GGMncv — ggmncv • GGMncv

Gaussian graphical modeling with nonconvex regularization. A thorough survey of these penalties, including simulation studies investigating their properties, is provided in Williams (2020) .

ggmncv(
  R,
  n,
  penalty = "atan",
  ic = "bic",
  select = "lambda",
  gamma = NULL,
  lambda = NULL,
  n_lambda = 50,
  lambda_min_ratio = 0.01,
  n_gamma = 50,
  initial = NULL,
  LLA = FALSE,
  unreg = FALSE,
  maxit = 10000,
  thr = 1e-04,
  store = TRUE,
  progress = TRUE,
  ebic_gamma = 0.5,
  penalize_diagonal = TRUE,
  ...
)

Arguments

R	Matrix. A correlation matrix of dimensions p by p.
n	Numeric. The sample size used to compute the information criterion.
penalty	Character string. Which penalty should be used (defaults to `"atan"`)?
ic	Character string. Which information criterion should be used (defaults to `"bic"`)? The options include `aic`, `ebic` (ebic_gamma defaults to `0.5`), `ric`, or any of the generalized information criteria provided in section 5 of Kim et al. (2012) . The options are `gic_1` (i.e., `bic`) to `gic_6` (see '`Details`').
select	Character string. Which tuning parameter should be selected (defaults to `"lambda"`)? The options include `"lambda"` (the regularization parameter), `"gamma"` (governs the 'shape'), and `"both"`.
gamma	Numeric. Hyperparameter for the penalty function. Defaults to 3.7 (`scad`), 2 (`mcp`), 0.5 (`adapt`), and 0.01 with all other penalties. Note care must be taken when departing from the default values (see the references in '`note`')
lambda	Numeric vector. Regularization (or tuning) parameters. The defaults is `NULL` that provides default values with `select = "lambda"` and `sqrt(log(p)/n)` with `select = "gamma"`.
n_lambda	Numeric. The number of \(\lambda\)'s to be evaluated. Defaults to 50. This is disregarded if custom values are provided for `lambda`.
lambda_min_ratio	Numeric. The smallest value for `lambda`, as a fraction of the upperbound of the regularization/tuning parameter. The default is `0.01`, which mimics the `R` package qgraph. To mimic the `R` package huge, set `lambda_min_ratio = 0.1` and `n_lambda = 10`.
n_gamma	Numeric. The number of \(\gamma\)'s to be evaluated. Defaults to 50. This is disregarded if custom values are provided in `lambda`.
initial	A matrix (p by p) or custom function that returns the inverse of the covariance matrix . This is used to compute the penalty derivative. The default is `NULL`, which results in using the inverse of `R` (see '`Note`').
LLA	Logical. Should the local linear approximation be used (default to `FALSE`)?
unreg	Logical. Should the models be refitted (or unregularized) with maximum likelihood (defaults to `FALSE`)? Setting to `TRUE` results in the approach of Foygel and Drton (2010) , but with the regularization path obtained from nonconvex regularization, as opposed to the \(\ell_1\)-penalty.
maxit	Numeric. The maximum number of iterations for determining convergence of the LLA algorithm (defaults to `1e4`). Note this can be changed to, say, `2` or `3`, which will provide two and three-step estimators without convergence check.
thr	Numeric. Threshold for determining convergence of the LLA algorithm (defaults to `1.0e-4`).
store	Logical. Should all of the fitted models be saved (defaults to `TRUE`)?
progress	Logical. Should a progress bar be included (defaults to `TRUE`)?
ebic_gamma	Numeric.
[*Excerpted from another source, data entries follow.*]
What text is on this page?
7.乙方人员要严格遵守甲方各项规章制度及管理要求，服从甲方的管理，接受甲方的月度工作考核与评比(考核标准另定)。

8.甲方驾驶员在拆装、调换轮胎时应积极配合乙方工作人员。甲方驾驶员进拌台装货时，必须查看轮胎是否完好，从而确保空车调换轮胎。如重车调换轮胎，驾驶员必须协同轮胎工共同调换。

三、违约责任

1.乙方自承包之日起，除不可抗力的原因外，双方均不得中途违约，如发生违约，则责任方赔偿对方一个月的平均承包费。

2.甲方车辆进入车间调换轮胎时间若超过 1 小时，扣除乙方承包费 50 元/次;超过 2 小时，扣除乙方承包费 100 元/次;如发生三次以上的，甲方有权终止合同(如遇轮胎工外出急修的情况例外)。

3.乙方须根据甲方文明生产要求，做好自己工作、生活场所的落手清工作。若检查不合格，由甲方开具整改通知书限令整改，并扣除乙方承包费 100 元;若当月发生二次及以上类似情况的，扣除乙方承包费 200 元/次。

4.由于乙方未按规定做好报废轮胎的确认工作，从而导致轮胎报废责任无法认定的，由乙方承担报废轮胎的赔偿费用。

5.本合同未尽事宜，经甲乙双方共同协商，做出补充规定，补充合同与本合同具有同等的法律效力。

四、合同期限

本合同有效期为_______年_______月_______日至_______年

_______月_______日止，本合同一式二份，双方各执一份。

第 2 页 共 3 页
Value for the additional hyper-parameter for the extended Bayesian information criterion (defaults to 0.5, must be between 0 and 1). Setting `ebic_gamma = 0` results in BIC.
penalize_diagonal	Logical. Should the diagonal of the inverse covariance matrix be penalized (defaults to `TRUE`).
...	Additional arguments passed to `initial` when a function is provided and ignored otherwise.

Value

An object of class ggmncv, including:

Theta Inverse covariance matrix
Sigma Covariance matrix
P Weighted adjacency matrix
adj Adjacency matrix
lambda Tuning parameter(s)
fit glasso fitted model (a list)

Details

Several of the penalties are (continuous) approximations to the \(\ell_0\) penalty, that is, best subset selection. However, the solution does not require enumerating all possible models which results in a computationally efficient solution.

L0 Approximations

Atan: penalty = "atan" (Wang and Zhu 2016) . This is currently the default.
Seamless \(\ell_0\): penalty = "selo" (Dicker et al. 2013) .
Exponential: penalty = "exp" (Wang et al. 2018)
Log: penalty = "log" (Mazumder et al. 2011) .
Sica: penalty = "sica" (Lv and Fan 2009)

Additional penalties:

SCAD: penalty = "scad" (Fan and Li 2001) .
MCP: penalty = "mcp" (Zhang 2010) .
Adaptive lasso (penalty = "adapt"): Defaults to \(\gamma = 0.5\) (Zou 2006) . Note that for consistency with the other penalties, \(\gamma \rightarrow 0\) provides more penalization and \(\gamma = 1\) results in \(\ell_1\) regularization.
Lasso: penalty = "lasso" (Tibshirani 1996) .

gamma (\(\gamma\)):

The gamma argument corresponds to additional hyperparameter for each penalty. The defaults are set to the recommended values from the respective papers.

LLA

The local linear approximate is noncovex penalties was described in (Fan et al. 2009) . This is essentially an iteratively re-weighted (g)lasso. Note that by default LLA = FALSE. This is due to the work of Zou and Li (2008) , which suggested that, so long as the starting values are good enough, then a one-step estimator is sufficient to obtain an accurate estimate of the conditional dependence structure. In the case of low-dimensional data, the sample based inverse covariance matrix is used for the starting values. This is expected to work well, assuming that \(n\) is sufficiently larger than \(p\).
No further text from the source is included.